A data-centric approach to materials science requires access to large, high-quality datasets that are findable but also explorable, and whose connections to other datasets are identified. 

With this aim and in the spirit of the open science movement, Prof. Joao Quinta da Fonseca and Dr Christopher Daniel have been awarded funding under the competitive Royce Materials 4.0 Feasibility & Pilot Scheme, to develop a framework for organising large materials science databases.

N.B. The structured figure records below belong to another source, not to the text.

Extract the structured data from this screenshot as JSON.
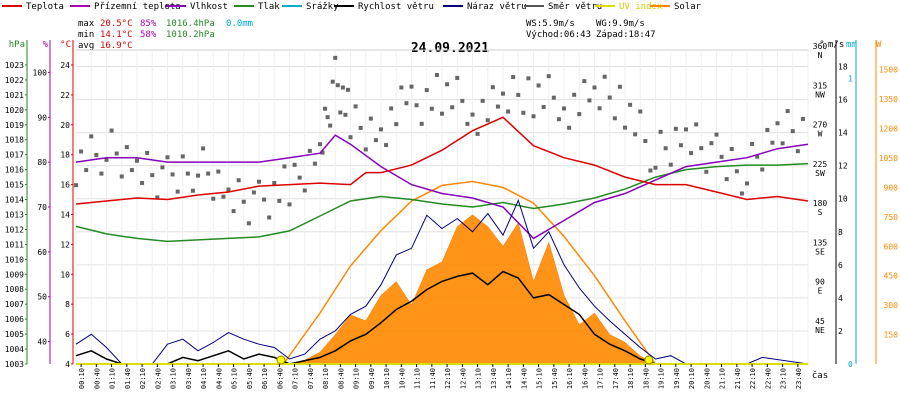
{
  "chart_data": {
    "type": "line",
    "title": "24.09.2021",
    "legend": [
      {
        "name": "Teplota",
        "color": "#dd0000"
      },
      {
        "name": "Přízemní teplota",
        "color": "#aa00aa"
      },
      {
        "name": "Vlhkost",
        "color": "#8800bb"
      },
      {
        "name": "Tlak",
        "color": "#228b22"
      },
      {
        "name": "Srážky",
        "color": "#00aacc"
      },
      {
        "name": "Rychlost větru",
        "color": "#000000"
      },
      {
        "name": "Náraz větru",
        "color": "#000080"
      },
      {
        "name": "Směr větru",
        "color": "#555555"
      },
      {
        "name": "UV index",
        "color": "#dddd00"
      },
      {
        "name": "Solar",
        "color": "#ff8800"
      }
    ],
    "stats": {
      "max_label": "max",
      "max_temp": "20.5°C",
      "max_hum": "85%",
      "max_press": "1016.4hPa",
      "max_rain": "0.0mm",
      "min_label": "min",
      "min_temp": "14.1°C",
      "min_hum": "58%",
      "min_press": "1010.2hPa",
      "avg_label": "avg",
      "avg_temp": "16.9°C",
      "ws": "WS:5.9m/s",
      "wg": "WG:9.9m/s",
      "sunrise": "Východ:06:43",
      "sunset": "Západ:18:47"
    },
    "axes": {
      "hpa": {
        "unit": "hPa",
        "ticks": [
          "1003",
          "1004",
          "1005",
          "1006",
          "1007",
          "1008",
          "1009",
          "1010",
          "1011",
          "1012",
          "1013",
          "1014",
          "1015",
          "1016",
          "1017",
          "1018",
          "1019",
          "1020",
          "1021",
          "1022",
          "1023"
        ],
        "range": [
          1003,
          1024
        ],
        "color": "#228b22"
      },
      "pct": {
        "unit": "%",
        "ticks": [
          "40",
          "50",
          "60",
          "70",
          "80",
          "90",
          "100"
        ],
        "range": [
          35,
          105
        ],
        "color": "#aa00aa"
      },
      "temp": {
        "unit": "°C",
        "ticks": [
          "4",
          "6",
          "8",
          "10",
          "12",
          "14",
          "16",
          "18",
          "20",
          "22",
          "24"
        ],
        "range": [
          4,
          25
        ],
        "color": "#dd0000"
      },
      "dir": {
        "unit": "°",
        "ticks": [
          "45",
          "90",
          "135",
          "180",
          "225",
          "270",
          "315",
          "360"
        ],
        "labels": [
          "NE",
          "E",
          "SE",
          "S",
          "SW",
          "W",
          "NW",
          "N"
        ],
        "range": [
          0,
          360
        ]
      },
      "ms": {
        "unit": "m/s",
        "ticks": [
          "2",
          "4",
          "6",
          "8",
          "10",
          "12",
          "14",
          "16",
          "18"
        ],
        "range": [
          0,
          19
        ]
      },
      "mm": {
        "unit": "mm",
        "ticks": [
          "0",
          "1"
        ],
        "range": [
          0,
          1.1
        ],
        "color": "#00aacc"
      },
      "wm2": {
        "unit": "W",
        "ticks": [
          "150",
          "300",
          "450",
          "600",
          "750",
          "900",
          "1050",
          "1200",
          "1350",
          "1500"
        ],
        "range": [
          0,
          1600
        ],
        "color": "#ff8800"
      },
      "x_label": "čas",
      "x_ticks": [
        "00:10",
        "00:40",
        "01:10",
        "01:40",
        "02:10",
        "02:40",
        "03:10",
        "03:40",
        "04:10",
        "04:40",
        "05:10",
        "05:40",
        "06:10",
        "06:40",
        "07:10",
        "07:40",
        "08:10",
        "08:40",
        "09:10",
        "09:40",
        "10:10",
        "10:40",
        "11:10",
        "11:40",
        "12:10",
        "12:40",
        "13:10",
        "13:40",
        "14:10",
        "14:40",
        "15:10",
        "15:40",
        "16:10",
        "16:40",
        "17:10",
        "17:40",
        "18:10",
        "18:40",
        "19:10",
        "19:40",
        "20:10",
        "20:40",
        "21:10",
        "21:40",
        "22:10",
        "22:40",
        "23:10",
        "23:40"
      ],
      "x_range": [
        0,
        24
      ]
    },
    "series": [
      {
        "name": "Teplota",
        "axis": "temp",
        "x": [
          0,
          1,
          2,
          3,
          4,
          5,
          6,
          7,
          8,
          9,
          9.5,
          10,
          11,
          12,
          13,
          14,
          15,
          16,
          17,
          18,
          19,
          20,
          21,
          22,
          23,
          24
        ],
        "values": [
          14.7,
          14.9,
          15.1,
          15.0,
          15.3,
          15.5,
          15.9,
          16.0,
          16.1,
          16.0,
          16.8,
          16.8,
          17.3,
          18.3,
          19.6,
          20.5,
          18.6,
          17.8,
          17.3,
          16.5,
          16.0,
          16.0,
          15.5,
          15.0,
          15.2,
          14.9
        ]
      },
      {
        "name": "Vlhkost",
        "axis": "pct",
        "x": [
          0,
          1,
          2,
          3,
          4,
          5,
          6,
          7,
          8,
          8.5,
          9,
          10,
          11,
          12,
          13,
          14,
          15,
          16,
          17,
          18,
          19,
          20,
          21,
          22,
          23,
          24
        ],
        "values": [
          80,
          81,
          81,
          80,
          80,
          80,
          80,
          81,
          82,
          86,
          84,
          79,
          75,
          73,
          72,
          70,
          63,
          67,
          71,
          73,
          76,
          79,
          80,
          81,
          83,
          84
        ]
      },
      {
        "name": "Tlak",
        "axis": "hpa",
        "x": [
          0,
          1,
          2,
          3,
          4,
          5,
          6,
          7,
          8,
          9,
          10,
          11,
          12,
          13,
          14,
          15,
          16,
          17,
          18,
          19,
          20,
          21,
          22,
          23,
          24
        ],
        "values": [
          1012.2,
          1011.7,
          1011.4,
          1011.2,
          1011.3,
          1011.4,
          1011.5,
          1011.9,
          1012.9,
          1013.9,
          1014.2,
          1014.0,
          1013.7,
          1013.5,
          1013.8,
          1013.4,
          1013.7,
          1014.1,
          1014.7,
          1015.5,
          1016.0,
          1016.2,
          1016.3,
          1016.3,
          1016.4
        ]
      },
      {
        "name": "Solar",
        "axis": "wm2",
        "x": [
          0,
          7,
          7.5,
          8,
          8.5,
          9,
          9.5,
          10,
          10.5,
          11,
          11.5,
          12,
          12.5,
          13,
          13.5,
          14,
          14.5,
          15,
          15.5,
          16,
          16.5,
          17,
          17.5,
          18,
          18.5,
          19,
          24
        ],
        "values": [
          0,
          0,
          20,
          60,
          150,
          250,
          220,
          350,
          420,
          300,
          480,
          520,
          700,
          760,
          700,
          600,
          720,
          420,
          620,
          350,
          200,
          260,
          150,
          110,
          40,
          0,
          0
        ]
      },
      {
        "name": "Solar max",
        "axis": "wm2",
        "x": [
          6.8,
          8,
          9,
          10,
          11,
          12,
          13,
          14,
          15,
          16,
          17,
          18,
          19
        ],
        "values": [
          0,
          260,
          500,
          680,
          830,
          910,
          930,
          900,
          820,
          650,
          450,
          220,
          0
        ]
      },
      {
        "name": "Rychlost větru",
        "axis": "ms",
        "x": [
          0,
          0.5,
          1,
          1.5,
          2,
          3,
          3.5,
          4,
          5,
          5.5,
          6,
          6.5,
          7,
          8,
          8.5,
          9,
          9.5,
          10,
          10.5,
          11,
          11.5,
          12,
          12.5,
          13,
          13.5,
          14,
          14.5,
          15,
          15.5,
          16,
          16.5,
          17,
          17.5,
          18,
          18.5,
          19,
          24
        ],
        "values": [
          0.5,
          0.8,
          0.3,
          0,
          0,
          0,
          0.4,
          0.2,
          0.8,
          0.3,
          0.6,
          0.4,
          0,
          0.4,
          0.8,
          1.4,
          1.8,
          2.5,
          3.3,
          3.8,
          4.5,
          5.0,
          5.3,
          5.5,
          4.8,
          5.6,
          5.2,
          4.0,
          4.2,
          3.6,
          3.0,
          1.8,
          1.2,
          0.8,
          0.3,
          0,
          0
        ]
      },
      {
        "name": "Náraz větru",
        "axis": "ms",
        "x": [
          0,
          0.5,
          1,
          1.5,
          2,
          2.5,
          3,
          3.5,
          4,
          4.5,
          5,
          5.5,
          6,
          6.5,
          7,
          7.5,
          8,
          8.5,
          9,
          9.5,
          10,
          10.5,
          11,
          11.5,
          12,
          12.5,
          13,
          13.5,
          14,
          14.5,
          15,
          15.5,
          16,
          16.5,
          17,
          17.5,
          18,
          18.5,
          19,
          19.5,
          20,
          22,
          22.5,
          24
        ],
        "values": [
          1.2,
          1.8,
          1.0,
          0,
          0,
          0,
          1.2,
          1.5,
          0.8,
          1.3,
          1.9,
          1.5,
          1.2,
          1.0,
          0.3,
          0.6,
          1.5,
          2.0,
          3.0,
          3.5,
          4.8,
          6.6,
          7.0,
          9.0,
          8.2,
          8.8,
          8.0,
          9.1,
          7.8,
          9.9,
          7.0,
          8.0,
          6.0,
          4.6,
          3.5,
          2.6,
          1.8,
          1.0,
          0.3,
          0.5,
          0,
          0,
          0.4,
          0
        ]
      },
      {
        "name": "Směr větru",
        "axis": "dir",
        "x": [
          0,
          1,
          2,
          3,
          4,
          5,
          6,
          7,
          8,
          8.5,
          9,
          10,
          11,
          12,
          13,
          14,
          15,
          16,
          17,
          18,
          19,
          20,
          21,
          22,
          23,
          24
        ],
        "values": [
          235,
          245,
          225,
          210,
          230,
          195,
          185,
          200,
          250,
          330,
          280,
          270,
          300,
          310,
          290,
          295,
          310,
          300,
          305,
          300,
          235,
          260,
          235,
          220,
          270,
          270
        ]
      },
      {
        "name": "Srážky",
        "axis": "mm",
        "x": [
          0,
          24
        ],
        "values": [
          0,
          0
        ]
      }
    ],
    "sun_markers": [
      6.72,
      18.78
    ]
  }
}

Having secured funding, they are now in the process of “pump-priming” a Royce database of high-quality microstructure data on hot formed Ti64, using microstructural data obtained in the TIFUN project, as part of LightForm. 

The TIFUN Ti64 data-set is made up of optical microscopy and electron backscatter diffraction (EBSD) data of samples produced in a recent, well-controlled hot-rolling study. This material is a Ti64 billet provided by TIMET for the TIFUN project, with agreements with TIMET and our other industrial partners to allow open sharing of this invaluable processing data. The rolling matrix is a rich data-set, at small temperature increments, covering the typical temperature range used in hot working of Ti alloys.

LightForm aims to demonstrate best practice in data management and sharing, which is vital in supporting future, scientifically reproducible, materials research. The data produced is being uploaded to the repository Zenodo, with full traceability to the physical samples and the original billet. We are creating an easy-to-use searchable database, using Ampletracks (a custom software for data organisation), and we are developing standardised metadata templates for optical microscopy, EBSD, and other forms of data.

Christopher Daniel, co-investigator on the proposal, and research associate with LightForm, said “this study is really going to lay the groundwork for open materials science data sharing, providing an easy-to-use platform for researchers in LightForm, and across the whole of the Royce network of UK universities. This will allow researchers to share their invaluable data with scientists in academia and industry, and we expect to see this database begin to grow exponentially from this point on.”

This data is only one of the initial outputs of the TIFUN project, which is due to finish in 2025. Over the next 3 years, it will be complemented by a variety of other rich, related datasets all using the same billet material, which will also be indexed using this Royce Materials 4.0 database. This includes further characterisation data such as mechanical flow data, data from in-situ synchrotron studies, spatially resolved acoustic spectroscopy (SRAS) texture measurements, and data from further processing studies. 

The database will also be supported by microstructural fingerprinting of Ti alloys, which is being developed by a PhD student at Manchester, Michael White, to enable data-intensive exploration of processing-microstructure-property relationships. This will enable our academic and industrial partners to index any Ti64 microstructure data-set, using unsupervised machine learning algorithms and data-based modelling.